Toutes ces choses sont inconcevables, et néanmoins il faut nécessairement qu’elles soient, puisque l’on démontre la divisibilité de la matière à l’infini, et que la géométrie nous en fournit des preuves aussi claires que d’aucune des vérités qu’elle nous découvre[2].

Car cette science nous fait voir qu’il y a de certaines lignes qui n’ont nulle mesure commune, et qu’elle appelle pour cette raison incommensurables, comme la diagonale d’un carré et les côtés. Or, si cette diagonale et ces côtés étaient composés d’un certain nombre de par-

  1. « Qu’est-ce qu’un homme dans l’infini ? mais pour lui représenter un autre prodige aussi étonnant, qu’il recherche dans ce qu’il connaît les choses les plus délicates, qu’un ciron lui offre dans la petitesse de son corps des parties incomparablement plus petites… Qu’il y voie une infinité d’univers. » Pensées de Pascal, art. I.
  2. « Dès que Votre Altesse m’accorde qu’une ligne peut être divisée en mille parties, en partageant chaque partie en deux, elle sera aussi divisible en mille parties, et par la même raison en quatre mille parties, et puis en huit mille, sans qu’on parvienne jamais à des parties si petites qu’on ne puisse plus diviser. Quelque petite qu’on conçoive une ligne, elle est divisible en deux moitiés, et ensuite chaque moitié en deux, et chacune de celles-ci encore en deux, et ainsi de suite à l’infini. Ce que je viens de dire ici d’une ligne s’applique aisément à une surface, et encore à plus forte raison à un solide doué de toutes les trois dimensions en longueur, largeur et profondeur. De là on dit que toute étendue est divisible à l’infini, et cette propriété est nommée la divisibilité à l’infini. Quiconque voudrait nier cette propriété de l’étendue serait obligé de soutenir qu’on en viendrait à des parties si petites, qu’elles ne seraient plus susceptibles d’une division ultérieure ; et cela, parce qu’elles n’auraient plus d’étendue.
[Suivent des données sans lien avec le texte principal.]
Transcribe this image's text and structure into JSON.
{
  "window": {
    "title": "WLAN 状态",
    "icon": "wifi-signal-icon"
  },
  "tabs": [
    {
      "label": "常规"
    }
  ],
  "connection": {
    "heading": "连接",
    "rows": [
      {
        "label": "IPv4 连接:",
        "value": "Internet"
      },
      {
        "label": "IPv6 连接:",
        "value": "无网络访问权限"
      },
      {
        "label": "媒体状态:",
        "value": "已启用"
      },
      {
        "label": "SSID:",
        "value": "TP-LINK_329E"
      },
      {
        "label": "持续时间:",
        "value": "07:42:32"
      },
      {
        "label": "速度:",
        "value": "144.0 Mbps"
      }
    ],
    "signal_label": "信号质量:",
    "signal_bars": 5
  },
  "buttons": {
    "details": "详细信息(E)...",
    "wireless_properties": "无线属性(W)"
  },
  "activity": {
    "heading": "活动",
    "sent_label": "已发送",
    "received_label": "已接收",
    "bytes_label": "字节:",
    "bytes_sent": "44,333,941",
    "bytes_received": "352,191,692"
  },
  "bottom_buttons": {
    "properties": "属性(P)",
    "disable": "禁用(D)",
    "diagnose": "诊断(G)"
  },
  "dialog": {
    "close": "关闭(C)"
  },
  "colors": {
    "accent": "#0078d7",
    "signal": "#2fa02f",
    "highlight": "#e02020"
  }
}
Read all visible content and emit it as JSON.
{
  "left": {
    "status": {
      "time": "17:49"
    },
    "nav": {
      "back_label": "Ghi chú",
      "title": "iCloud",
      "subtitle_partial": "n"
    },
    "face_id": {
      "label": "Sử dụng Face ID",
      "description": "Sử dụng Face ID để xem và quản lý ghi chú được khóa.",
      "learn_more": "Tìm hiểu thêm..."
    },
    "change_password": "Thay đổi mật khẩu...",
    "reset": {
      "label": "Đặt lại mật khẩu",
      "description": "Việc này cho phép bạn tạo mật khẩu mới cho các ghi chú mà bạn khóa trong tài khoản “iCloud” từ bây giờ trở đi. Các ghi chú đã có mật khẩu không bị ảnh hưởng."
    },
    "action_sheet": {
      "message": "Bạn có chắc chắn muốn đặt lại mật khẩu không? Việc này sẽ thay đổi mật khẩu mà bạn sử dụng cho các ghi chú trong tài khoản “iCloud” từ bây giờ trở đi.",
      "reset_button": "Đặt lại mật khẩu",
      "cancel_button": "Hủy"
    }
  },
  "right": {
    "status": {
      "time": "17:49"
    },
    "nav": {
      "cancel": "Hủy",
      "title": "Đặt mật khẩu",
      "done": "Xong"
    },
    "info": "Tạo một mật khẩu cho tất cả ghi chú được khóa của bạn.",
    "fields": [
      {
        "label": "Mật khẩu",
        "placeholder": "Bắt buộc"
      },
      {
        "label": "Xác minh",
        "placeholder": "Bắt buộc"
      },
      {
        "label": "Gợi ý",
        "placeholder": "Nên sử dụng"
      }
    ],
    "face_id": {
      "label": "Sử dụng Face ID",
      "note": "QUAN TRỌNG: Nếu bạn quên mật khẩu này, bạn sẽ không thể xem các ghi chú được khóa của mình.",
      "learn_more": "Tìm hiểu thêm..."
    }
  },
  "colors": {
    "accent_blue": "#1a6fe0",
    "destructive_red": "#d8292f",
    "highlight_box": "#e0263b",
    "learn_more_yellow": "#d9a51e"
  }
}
Cependant toutes ces particules prises ensemble doivent reproduire le tout, par la division duquel on y est parvenu ; donc, puisque la quantité de chacune serait rien ou zéro, plusieurs zéros pris ensemble produiraient quelque quantité, ce qui est manifestement absurde. » Euler, Lettres à une princesse d’Allemagne, xi, 4.